Мурка переспрашивает испуганно:
– Так мы, значит, были в будущем?
Диспетчер отвечает:
– Не старайся, не вспомнишь. Вам же объясняли: на Земле никто не может помнить будущее. У них совсем нет будущего. Оно появляется для них, только когда уже становится прошлым. – Он снова вздыхает. – Мы и сами-то недавно научились передвигаться во времени. И ещё не знаем, что делать с этим умением. Мы совсем молодая цивилизация. Что же тогда говорить о них...
– А знаете, я... – волнуясь, перебивает его Мурка. – Только не смейтесь, но мне кажется, что мы и в самом деле были в будущем. Выходит, это было будущее! Я помню, как было невообразимо больно и страшно. И у меня громко, просто оглушительно трещала на спине шерсть.
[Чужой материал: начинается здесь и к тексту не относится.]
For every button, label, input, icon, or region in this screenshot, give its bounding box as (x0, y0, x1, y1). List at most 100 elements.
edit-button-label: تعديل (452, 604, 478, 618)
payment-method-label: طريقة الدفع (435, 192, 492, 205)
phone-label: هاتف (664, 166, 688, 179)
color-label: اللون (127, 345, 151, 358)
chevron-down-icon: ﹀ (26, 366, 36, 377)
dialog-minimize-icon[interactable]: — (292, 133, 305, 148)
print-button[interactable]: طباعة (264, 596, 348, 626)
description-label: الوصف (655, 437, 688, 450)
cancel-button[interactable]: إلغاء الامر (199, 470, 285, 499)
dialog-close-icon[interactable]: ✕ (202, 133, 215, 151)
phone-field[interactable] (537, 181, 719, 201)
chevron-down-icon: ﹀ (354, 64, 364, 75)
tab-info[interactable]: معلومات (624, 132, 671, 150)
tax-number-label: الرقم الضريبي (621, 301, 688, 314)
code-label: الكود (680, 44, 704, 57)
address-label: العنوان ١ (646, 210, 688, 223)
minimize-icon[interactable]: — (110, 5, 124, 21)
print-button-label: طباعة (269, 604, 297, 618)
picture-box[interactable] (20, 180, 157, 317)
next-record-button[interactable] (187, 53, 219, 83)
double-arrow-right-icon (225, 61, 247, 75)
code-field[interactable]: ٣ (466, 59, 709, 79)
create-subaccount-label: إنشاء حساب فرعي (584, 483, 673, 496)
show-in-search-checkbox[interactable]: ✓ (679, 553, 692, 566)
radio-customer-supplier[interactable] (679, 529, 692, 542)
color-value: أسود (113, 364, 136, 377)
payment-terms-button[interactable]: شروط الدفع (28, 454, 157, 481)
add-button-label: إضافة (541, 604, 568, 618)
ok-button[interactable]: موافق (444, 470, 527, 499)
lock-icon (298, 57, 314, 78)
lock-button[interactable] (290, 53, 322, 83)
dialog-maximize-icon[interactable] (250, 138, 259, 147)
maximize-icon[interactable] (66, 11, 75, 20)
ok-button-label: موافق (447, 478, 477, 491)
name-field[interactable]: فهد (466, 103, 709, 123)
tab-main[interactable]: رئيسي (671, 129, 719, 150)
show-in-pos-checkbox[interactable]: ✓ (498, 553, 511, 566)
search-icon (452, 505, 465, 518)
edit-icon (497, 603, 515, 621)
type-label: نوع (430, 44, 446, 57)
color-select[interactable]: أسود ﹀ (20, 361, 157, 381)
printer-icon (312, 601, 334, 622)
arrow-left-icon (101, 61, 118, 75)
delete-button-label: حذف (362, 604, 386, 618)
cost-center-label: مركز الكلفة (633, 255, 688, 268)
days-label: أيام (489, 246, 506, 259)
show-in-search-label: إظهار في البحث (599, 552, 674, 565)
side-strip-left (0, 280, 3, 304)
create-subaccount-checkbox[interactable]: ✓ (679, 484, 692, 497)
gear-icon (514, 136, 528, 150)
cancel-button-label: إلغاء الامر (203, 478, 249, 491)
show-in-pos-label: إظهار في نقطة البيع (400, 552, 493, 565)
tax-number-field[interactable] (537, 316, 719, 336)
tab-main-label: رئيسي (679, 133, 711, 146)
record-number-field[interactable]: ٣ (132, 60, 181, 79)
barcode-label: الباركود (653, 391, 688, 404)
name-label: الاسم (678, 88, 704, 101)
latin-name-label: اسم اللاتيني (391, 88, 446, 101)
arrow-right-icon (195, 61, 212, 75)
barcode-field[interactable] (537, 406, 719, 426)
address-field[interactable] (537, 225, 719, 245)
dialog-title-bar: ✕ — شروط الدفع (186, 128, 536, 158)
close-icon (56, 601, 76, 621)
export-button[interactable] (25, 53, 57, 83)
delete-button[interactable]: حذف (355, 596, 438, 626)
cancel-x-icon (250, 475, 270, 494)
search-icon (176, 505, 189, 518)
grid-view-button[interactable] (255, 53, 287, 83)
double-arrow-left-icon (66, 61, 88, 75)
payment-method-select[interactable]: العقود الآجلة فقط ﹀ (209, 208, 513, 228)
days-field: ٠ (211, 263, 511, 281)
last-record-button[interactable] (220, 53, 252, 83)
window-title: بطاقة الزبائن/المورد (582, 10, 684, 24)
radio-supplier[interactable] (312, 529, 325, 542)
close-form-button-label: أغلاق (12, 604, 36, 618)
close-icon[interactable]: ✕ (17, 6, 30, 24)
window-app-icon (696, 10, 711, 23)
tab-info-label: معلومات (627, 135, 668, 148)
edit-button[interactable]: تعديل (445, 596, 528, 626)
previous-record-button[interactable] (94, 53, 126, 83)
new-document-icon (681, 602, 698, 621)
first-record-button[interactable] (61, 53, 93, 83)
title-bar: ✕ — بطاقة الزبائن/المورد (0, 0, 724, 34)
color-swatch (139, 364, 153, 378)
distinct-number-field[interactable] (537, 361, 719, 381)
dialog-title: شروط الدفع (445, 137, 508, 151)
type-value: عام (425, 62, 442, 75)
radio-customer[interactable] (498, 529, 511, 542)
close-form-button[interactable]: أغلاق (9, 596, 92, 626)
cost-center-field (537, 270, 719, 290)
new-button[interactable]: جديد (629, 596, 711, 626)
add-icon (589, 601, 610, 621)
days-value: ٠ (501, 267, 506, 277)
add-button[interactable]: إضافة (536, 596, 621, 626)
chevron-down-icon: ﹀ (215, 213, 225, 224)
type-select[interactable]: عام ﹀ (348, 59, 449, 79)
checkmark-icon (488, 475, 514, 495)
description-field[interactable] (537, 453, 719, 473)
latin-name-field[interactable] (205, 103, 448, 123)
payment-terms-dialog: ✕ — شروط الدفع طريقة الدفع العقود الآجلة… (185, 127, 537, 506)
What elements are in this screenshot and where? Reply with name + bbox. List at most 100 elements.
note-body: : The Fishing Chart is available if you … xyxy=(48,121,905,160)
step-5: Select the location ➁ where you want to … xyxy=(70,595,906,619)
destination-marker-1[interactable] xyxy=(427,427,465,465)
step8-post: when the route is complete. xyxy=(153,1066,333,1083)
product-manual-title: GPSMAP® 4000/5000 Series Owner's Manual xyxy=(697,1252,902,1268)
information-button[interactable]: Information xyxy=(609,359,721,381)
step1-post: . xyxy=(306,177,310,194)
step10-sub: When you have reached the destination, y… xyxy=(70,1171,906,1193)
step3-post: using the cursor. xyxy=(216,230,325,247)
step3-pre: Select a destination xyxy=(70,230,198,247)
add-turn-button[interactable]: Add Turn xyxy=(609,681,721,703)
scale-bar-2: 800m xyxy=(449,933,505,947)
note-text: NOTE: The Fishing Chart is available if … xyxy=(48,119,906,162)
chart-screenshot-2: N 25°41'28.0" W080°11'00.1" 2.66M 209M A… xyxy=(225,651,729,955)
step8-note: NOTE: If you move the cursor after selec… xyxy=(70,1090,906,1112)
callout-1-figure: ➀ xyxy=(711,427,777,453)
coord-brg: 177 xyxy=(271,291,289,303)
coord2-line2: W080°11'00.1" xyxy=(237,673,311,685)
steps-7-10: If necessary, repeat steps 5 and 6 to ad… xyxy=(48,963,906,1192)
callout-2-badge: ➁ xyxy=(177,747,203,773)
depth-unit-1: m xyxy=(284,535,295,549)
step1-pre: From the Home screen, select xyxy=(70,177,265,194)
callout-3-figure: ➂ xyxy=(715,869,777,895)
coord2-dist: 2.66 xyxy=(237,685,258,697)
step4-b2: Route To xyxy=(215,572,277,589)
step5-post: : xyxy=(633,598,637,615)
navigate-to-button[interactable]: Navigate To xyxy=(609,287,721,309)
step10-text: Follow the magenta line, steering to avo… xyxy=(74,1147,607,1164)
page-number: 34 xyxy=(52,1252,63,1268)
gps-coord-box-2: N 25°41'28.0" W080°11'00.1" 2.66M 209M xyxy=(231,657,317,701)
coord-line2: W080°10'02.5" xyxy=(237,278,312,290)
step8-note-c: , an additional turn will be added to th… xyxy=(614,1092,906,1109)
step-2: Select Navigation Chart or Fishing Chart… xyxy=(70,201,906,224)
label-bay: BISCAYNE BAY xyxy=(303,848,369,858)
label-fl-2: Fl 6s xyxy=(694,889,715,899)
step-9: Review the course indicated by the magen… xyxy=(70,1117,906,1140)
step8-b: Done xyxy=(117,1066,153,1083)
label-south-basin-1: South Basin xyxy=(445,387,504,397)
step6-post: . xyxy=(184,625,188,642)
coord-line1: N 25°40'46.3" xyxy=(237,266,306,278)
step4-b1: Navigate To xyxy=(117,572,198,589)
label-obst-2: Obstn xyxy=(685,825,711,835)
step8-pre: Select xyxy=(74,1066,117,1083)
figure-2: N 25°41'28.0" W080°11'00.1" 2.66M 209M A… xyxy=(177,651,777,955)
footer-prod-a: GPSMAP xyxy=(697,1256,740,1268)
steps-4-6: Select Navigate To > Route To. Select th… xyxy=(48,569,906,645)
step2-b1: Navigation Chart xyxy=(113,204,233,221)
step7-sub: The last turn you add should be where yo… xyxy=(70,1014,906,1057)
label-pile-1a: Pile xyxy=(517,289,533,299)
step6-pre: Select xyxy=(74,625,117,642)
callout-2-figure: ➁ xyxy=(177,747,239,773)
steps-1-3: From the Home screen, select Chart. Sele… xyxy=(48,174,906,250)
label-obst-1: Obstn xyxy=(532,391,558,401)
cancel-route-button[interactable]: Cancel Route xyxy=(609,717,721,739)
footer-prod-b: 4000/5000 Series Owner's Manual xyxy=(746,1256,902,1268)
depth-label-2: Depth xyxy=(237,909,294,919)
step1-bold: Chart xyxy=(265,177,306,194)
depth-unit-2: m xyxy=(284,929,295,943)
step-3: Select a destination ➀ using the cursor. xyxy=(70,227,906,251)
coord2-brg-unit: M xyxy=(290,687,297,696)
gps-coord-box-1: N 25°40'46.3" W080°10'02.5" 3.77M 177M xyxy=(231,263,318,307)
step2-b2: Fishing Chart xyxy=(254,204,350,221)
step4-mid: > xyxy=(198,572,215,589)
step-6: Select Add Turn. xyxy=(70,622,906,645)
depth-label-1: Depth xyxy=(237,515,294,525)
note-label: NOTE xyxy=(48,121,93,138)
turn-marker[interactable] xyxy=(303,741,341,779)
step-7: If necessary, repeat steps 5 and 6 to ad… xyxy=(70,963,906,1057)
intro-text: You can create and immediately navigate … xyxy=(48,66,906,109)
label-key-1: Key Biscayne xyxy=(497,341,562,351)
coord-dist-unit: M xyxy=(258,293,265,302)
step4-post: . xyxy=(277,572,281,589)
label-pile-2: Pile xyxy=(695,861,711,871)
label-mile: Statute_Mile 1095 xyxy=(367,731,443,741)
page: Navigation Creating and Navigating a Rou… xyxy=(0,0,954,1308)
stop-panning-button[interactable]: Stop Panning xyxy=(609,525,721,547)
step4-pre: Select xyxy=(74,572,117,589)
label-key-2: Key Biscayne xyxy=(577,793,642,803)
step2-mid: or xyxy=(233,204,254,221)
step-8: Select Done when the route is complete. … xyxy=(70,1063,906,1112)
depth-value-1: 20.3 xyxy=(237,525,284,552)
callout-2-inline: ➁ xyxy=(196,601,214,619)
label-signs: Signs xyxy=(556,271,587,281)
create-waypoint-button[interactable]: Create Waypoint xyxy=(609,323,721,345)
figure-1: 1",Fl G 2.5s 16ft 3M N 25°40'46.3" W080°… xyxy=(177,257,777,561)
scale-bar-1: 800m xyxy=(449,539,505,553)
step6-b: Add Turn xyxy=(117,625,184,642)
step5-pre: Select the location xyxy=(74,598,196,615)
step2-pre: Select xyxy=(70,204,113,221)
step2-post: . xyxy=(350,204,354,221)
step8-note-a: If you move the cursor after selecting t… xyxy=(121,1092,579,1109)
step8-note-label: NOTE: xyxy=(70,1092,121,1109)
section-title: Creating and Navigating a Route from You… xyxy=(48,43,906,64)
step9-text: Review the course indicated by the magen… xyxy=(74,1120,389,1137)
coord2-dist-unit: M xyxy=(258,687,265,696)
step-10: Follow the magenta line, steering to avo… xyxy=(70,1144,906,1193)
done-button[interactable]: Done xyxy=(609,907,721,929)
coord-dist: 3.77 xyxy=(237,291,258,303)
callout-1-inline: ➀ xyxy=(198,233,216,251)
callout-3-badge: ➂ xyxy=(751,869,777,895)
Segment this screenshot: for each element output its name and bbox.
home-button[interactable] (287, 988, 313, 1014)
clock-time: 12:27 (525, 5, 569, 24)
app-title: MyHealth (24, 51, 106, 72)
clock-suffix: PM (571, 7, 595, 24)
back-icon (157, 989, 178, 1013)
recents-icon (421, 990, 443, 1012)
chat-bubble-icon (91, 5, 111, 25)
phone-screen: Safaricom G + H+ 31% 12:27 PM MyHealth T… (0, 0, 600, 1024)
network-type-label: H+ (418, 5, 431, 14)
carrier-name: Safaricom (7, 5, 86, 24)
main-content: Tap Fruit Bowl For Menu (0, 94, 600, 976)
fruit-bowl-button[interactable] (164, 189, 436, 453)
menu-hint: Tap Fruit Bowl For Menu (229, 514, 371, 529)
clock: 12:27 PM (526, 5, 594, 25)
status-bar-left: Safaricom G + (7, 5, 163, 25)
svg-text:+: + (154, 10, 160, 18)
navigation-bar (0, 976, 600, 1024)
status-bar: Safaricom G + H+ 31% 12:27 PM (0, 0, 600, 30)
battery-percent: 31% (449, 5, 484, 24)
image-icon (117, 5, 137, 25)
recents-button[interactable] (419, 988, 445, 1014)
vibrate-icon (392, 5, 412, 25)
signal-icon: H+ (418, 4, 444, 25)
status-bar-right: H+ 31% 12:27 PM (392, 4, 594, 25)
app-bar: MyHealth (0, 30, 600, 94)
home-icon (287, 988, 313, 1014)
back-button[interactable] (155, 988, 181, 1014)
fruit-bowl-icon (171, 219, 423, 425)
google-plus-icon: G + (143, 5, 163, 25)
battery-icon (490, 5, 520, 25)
Полкан при свете звёзд машинально глядит на её спинку. И говорит:
– Всё у тебя нормально с шерстью...
Почему, ну почему он думал, что передвинул время незаметно, что никто, кроме базарных торговцев, ничего не видел?! Почему он не ждал этого разговора с диспетчером и совершенно не знает, что говорить? Ведь надо же что-то говорить перед наказанием, все, кто его знал, станут спрашивать друг друга, что он сказал напоследок! А что скажешь?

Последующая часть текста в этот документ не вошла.